504 loan program is designed to foster economic development and job creation and/or retention. The eligible use of proceeds is limited to the acquisition or eligible refinance of fixed assets.
Microloan program involves making loans through nonprofit lending organizations to underserved markets. Authorized use of loan proceeds includes working capital, supplies, machinery and equipment, and fixtures (does not include real estate).
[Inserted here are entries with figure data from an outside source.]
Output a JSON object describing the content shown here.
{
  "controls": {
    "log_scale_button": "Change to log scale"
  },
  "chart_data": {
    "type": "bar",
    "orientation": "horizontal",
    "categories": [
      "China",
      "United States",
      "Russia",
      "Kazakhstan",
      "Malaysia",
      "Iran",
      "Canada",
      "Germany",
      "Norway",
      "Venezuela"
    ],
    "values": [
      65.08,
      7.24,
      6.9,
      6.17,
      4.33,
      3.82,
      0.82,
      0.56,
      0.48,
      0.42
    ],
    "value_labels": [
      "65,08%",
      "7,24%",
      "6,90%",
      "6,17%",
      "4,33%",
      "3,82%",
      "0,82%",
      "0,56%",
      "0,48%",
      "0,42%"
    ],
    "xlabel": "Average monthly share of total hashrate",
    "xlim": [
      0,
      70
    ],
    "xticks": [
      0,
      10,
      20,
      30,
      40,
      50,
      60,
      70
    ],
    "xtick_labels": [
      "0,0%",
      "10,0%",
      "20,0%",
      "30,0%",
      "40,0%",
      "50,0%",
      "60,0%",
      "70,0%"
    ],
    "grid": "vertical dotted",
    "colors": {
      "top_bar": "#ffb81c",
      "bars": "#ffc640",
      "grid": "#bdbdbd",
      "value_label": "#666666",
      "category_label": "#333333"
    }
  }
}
The maximum loan amount is $50,000 with the average loan size of $14,000.
*The above compilation of additional SBA resources was provided with the assistance of Hart Health Strategies.
Yes, APMA created this state-by-state spreadsheet of state-sponsored loans to help small businesses during the pandemic.
Bank/Credit Union Lenders
Federal agencies that regulate financial institutions are encouraging these institutions to work with their customers, especially small businesses, impacted by COVID-19. Specifically, FDIC has offered the following guidance for bank customers:
"In certain situations, the FDIC is encouraging banks to allow customers to skip loan payments with no adverse consequences for the borrower, extend loan terms, and restructure loans. However, before skipping payments or otherwise operating in a manner that differs from the terms of a loan, contact your bank to determine its flexibility during this time.
Similarly, the National Credit Union Administration is advising credit unions to assist their members and work with borrowers affected by COVID-19. Recommendations include:
Debt Relief and Financial Protection
The Consumer Financial Protection Bureau has provided resources and guidance on how individuals can financially protect themselves, including student loan deferment and other options. Visit the CFPB COVID-19 Resource page for more details.
Business Interruption Insurance
Podiatrists should also review their insurance policies (including property/casualty insurance policies) to determine if the policy includes business interruption insurance (also known as business income coverage). This insurance is a type that may replace loss of income or pay business expenses during a disaster. Podiatrists should speak with an insurance advisor to determine whether this insurance would apply during the COVID-19 pandemic.
At least one state legislature is considering mandating that property insurers cover COVID-19 as part of their business interruption policy. Specifically, the New Jersey Assembly is considering AB 3844. According to the official summary:
"This bill provides a mechanism by which certain businesses that suffer losses due to interruption as a result of the coronavirus disease 2019 pandemic may recover those losses from their insurer if they had a policy of business interruption insurance in force on March 9, 2020, the date on which the Governor declared a Public Health Emergency and State of Emergency in Executive Order 103. The bill would apply to businesses covered by such a policy with less than 100 eligible employees in the State of New Jersey. "Eligible employee" is defined as a full-time employee who works a normal work week of 25 or more hours."
The Families First Coronavirus Response Act (HR 6201) included a refundable payroll tax credit to reimburse businesses for sick leave and family and medical leave wages paid to employees affected by COVID-19. For businesses that otherwise may not be able to afford the employee costs associated with COVID-19-related paid leave, the Treasury Department has stated that it will use its regulatory authority to advance funds to employers concerned about cash flow.
The bill requires employers to provide notice of eligibility for paid sick leave and family and medical leave to its employees. The Department of Labor will create a model notification within seven days following enactment of the bill.
Disclaimer: This resource is for information purposes only. APMA advises doctors of podiatric medicine to speak with an attorney or financial advisor duly licensed in their jurisdiction.